Виталий Еремин - Сукино болото

На нашем сайте KnigaRead.com Вы можете абсолютно бесплатно читать книгу онлайн Виталий Еремин, "Сукино болото" бесплатно, без регистрации.
Перейти на страницу:

«Парню будет трудно работать под началом Шишовой», – сообразил Лещев.

– Погоди со своими планами, – осадил он подругу-чиновницу.

Когда у подчиненных начинались разногласия, Лещев не пытался их помирить, не выкручивал никому руки, требовал только результата, веля докладывать о ходе дел ему лично. То же самое сделал и сейчас.

14 июня 2006 года, среда, полдень

Ланцева привела Павла в школьный двор, где убили Ваню и Макарова. Остановились перед кустами шиповника, где лежали увядшие и совсем свежие поминальные цветы. Радаев вспомнил: здесь они, несмотря на колючки, любили собираться. Только сейчас шиповник разросся, а трава еще больше усыпана пивными бутылками, банками из-под колы, пакетами, окурками. Натуральная свалка.

Вот крыло соседней музыкальной школы. Недалеко от входа они со Степкой Чесноковым заняли наблюдательную позицию. И молили бога, чтобы в течение ближайших десяти минут никто не пришел. «Ну, с богом!» – сказал Степка, когда из банка вышел последний клиент. И они напялили на головы капроновые чулки…

А вот здесь, в кустах, должна быть дыра в заборе.

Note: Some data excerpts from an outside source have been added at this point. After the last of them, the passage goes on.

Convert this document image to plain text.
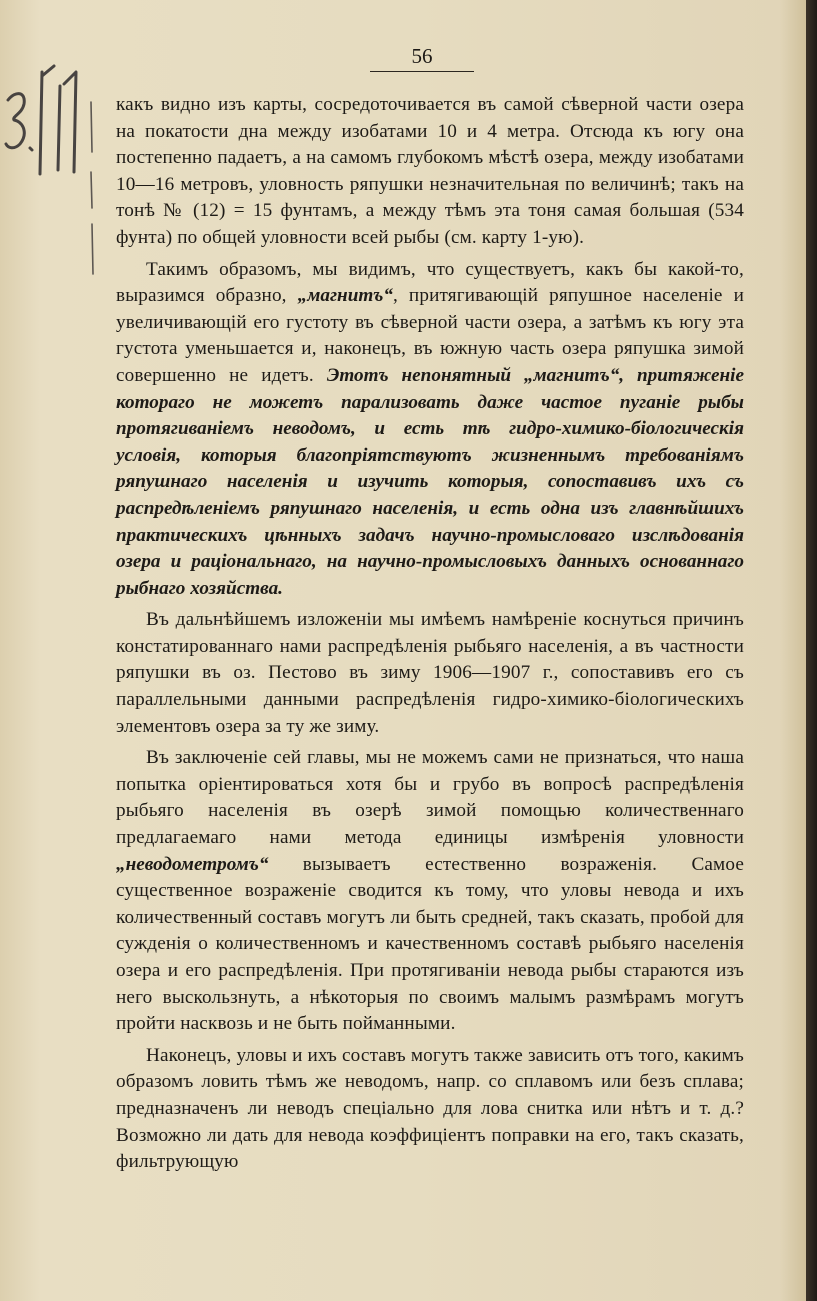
56

какъ видно изъ карты, сосредоточивается въ самой сѣверной части озера на покатости дна между изобатами 10 и 4 метра. Отсюда къ югу она постепенно падаетъ, а на самомъ глубокомъ мѣстѣ озера, между изобатами 10—16 метровъ, уловность ряпушки незначительная по величинѣ; такъ на тонѣ № (12) = 15 фунтамъ, а между тѣмъ эта тоня самая большая (534 фунта) по общей уловности всей рыбы (см. карту 1-ую).

Такимъ образомъ, мы видимъ, что существуетъ, какъ бы какой-то, выразимся образно, „магнитъ“, притягивающій ряпушное населеніе и увеличивающій его густоту въ сѣверной части озера, а затѣмъ къ югу эта густота уменьшается и, наконецъ, въ южную часть озера ряпушка зимой совершенно не идетъ. Этотъ непонятный „магнитъ“, притяженіе котораго не можетъ парализовать даже частое пуганіе рыбы протягиваніемъ неводомъ, и есть тѣ гидро-химико-біологическія условія, которыя благопріятствуютъ жизненнымъ требованіямъ ряпушнаго населенія и изучить которыя, сопоставивъ ихъ съ распредѣленіемъ ряпушнаго населенія, и есть одна изъ главнѣйшихъ практическихъ цѣнныхъ задачъ научно-промысловаго изслѣдованія озера и раціональнаго, на научно-промысловыхъ данныхъ основаннаго рыбнаго хозяйства.

Въ дальнѣйшемъ изложеніи мы имѣемъ намѣреніе коснуться причинъ констатированнаго нами распредѣленія рыбьяго населенія, а въ частности ряпушки въ оз. Пестово въ зиму 1906—1907 г., сопоставивъ его съ параллельными данными распредѣленія гидро-химико-біологическихъ элементовъ озера за ту же зиму.

Въ заключеніе сей главы, мы не можемъ сами не признаться, что наша попытка оріентироваться хотя бы и грубо въ вопросѣ распредѣленія рыбьяго населенія въ озерѣ зимой помощью количественнаго предлагаемаго нами метода единицы измѣренія уловности „неводометромъ“ вызываетъ естественно возраженія. Самое существенное возраженіе сводится къ тому, что уловы невода и ихъ количественный составъ могутъ ли быть средней, такъ сказать, пробой для сужденія о количественномъ и качественномъ составѣ рыбьяго населенія озера и его распредѣленія. При протягиваніи невода рыбы стараются изъ него выскользнуть, а нѣкоторыя по своимъ малымъ размѣрамъ могутъ пройти насквозь и не быть пойманными.

Наконецъ, уловы и ихъ составъ могутъ также зависить отъ того, какимъ образомъ ловить тѣмъ же неводомъ, напр. со сплавомъ или безъ сплава; предназначенъ ли неводъ спеціально для лова снитка или нѣтъ и т. д.? Возможно ли дать для невода коэффиціентъ поправки на его, такъ сказать, фильтрующую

Павел залез в кусты шиповника. Точно, вот она, дыра. За семь лет забор так и не отремонтировали.

Сидел он здесь как-то с пацанами, уже начало темнеть. Смотрят, педагоги, домрист и хоровик, тащат из школы телевизор. И директриса Цепнева с ними. А на другой день директриса школу на уши поставила. Выясняла, кто украл телевизор, подаренный какой-то организацией. Вызывала педагогов, допрашивала. А потом телефон из учительской пропал. Опять следствие устраивала. Только раз попалась с поличным. Залезла к соседу по даче, начала рассаду клубники выкапывать. Застукал ее сосед, и курткой – по морде, по морде.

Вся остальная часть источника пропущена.